A Assembleia da República decidiu hoje, “por consenso geral”, realizar um plenário para debate e votação de uma eventual declaração do estado de emergência, cuja data está dependente do envio do texto pelo Presidente da República.

Advertindo que deverá estar "tudo muito claro, muito concreto e contido” no texto que será debatido pelo Parlamento, Rui Rio considerou que eventuais "linhas vermelhas" estarão "elas próprias definidas” no diploma, não podendo o Governo “ir para lá daquilo que lá está”.

Se os deputados aprovarem o estado de emergência, na sexta-feira, poderá estar em vigor na segunda-feira, momento a partir do qual “o Governo fica com o quadro legal e constitucional disponível para tomar as medidas que entender em cada momento” do período em que a medida vigorar.
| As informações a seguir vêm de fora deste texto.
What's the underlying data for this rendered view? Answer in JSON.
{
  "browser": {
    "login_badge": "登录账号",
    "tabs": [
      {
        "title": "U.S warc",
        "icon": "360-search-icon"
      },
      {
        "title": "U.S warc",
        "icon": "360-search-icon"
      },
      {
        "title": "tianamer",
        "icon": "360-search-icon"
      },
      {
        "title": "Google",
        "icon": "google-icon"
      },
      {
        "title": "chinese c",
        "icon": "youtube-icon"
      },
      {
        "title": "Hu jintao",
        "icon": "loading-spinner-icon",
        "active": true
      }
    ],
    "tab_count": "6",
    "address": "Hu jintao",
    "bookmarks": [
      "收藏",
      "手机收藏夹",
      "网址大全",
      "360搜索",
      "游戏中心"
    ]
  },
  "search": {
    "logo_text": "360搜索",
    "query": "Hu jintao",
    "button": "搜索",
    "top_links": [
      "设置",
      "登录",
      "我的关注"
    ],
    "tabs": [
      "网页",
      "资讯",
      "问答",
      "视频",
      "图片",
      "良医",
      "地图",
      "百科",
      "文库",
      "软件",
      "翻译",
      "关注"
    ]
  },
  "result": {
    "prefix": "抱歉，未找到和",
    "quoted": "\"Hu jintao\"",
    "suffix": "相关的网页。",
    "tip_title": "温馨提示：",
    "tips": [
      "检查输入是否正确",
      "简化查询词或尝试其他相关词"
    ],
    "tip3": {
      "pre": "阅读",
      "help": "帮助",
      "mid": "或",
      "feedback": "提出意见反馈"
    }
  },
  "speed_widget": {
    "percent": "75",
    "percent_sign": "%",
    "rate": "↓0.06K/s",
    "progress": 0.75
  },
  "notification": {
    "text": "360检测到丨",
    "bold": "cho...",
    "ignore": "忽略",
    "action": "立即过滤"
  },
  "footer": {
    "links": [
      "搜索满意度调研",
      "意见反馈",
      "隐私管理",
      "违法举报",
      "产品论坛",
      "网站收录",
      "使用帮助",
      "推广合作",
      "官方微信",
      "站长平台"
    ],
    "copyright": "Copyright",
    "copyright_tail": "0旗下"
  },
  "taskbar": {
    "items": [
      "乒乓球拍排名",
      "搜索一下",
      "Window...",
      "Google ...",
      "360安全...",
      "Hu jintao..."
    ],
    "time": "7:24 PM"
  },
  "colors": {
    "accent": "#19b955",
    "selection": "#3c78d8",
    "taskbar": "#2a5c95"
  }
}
De acordo com a porta-voz da conferência de líderes, o agendamento em concreto do plenário para debater o novo estado de emergência será feito “de imediato” pelo presidente da Assembleia da República quando for recebida a proposta de decreto por parte do chefe de Estado.

“Contamos que seja esta semana”, disse Maria da Luz Rosinha, que acrescentou que o presidente da Assembleia da República, Ferro Rodrigues, salvaguardará igualmente que haja tempo para que o documento possa ser analisado pelos deputados antes da sua votação.

Na passada segunda-feira, o primeiro-ministro, António Costa, pediu ao Presidente da República a declaração do estado de emergência, de forma “preventiva”, para fazer face aos efeitos da pandemia de covid-19 e eliminar dúvidas jurídicas sobre a ação do Governo.

De acordo com a Constituição, a declaração do estado de emergência no todo ou em parte do território nacional é uma competência do Presidente da República, mas depende de audição do Governo e de autorização do parlamento.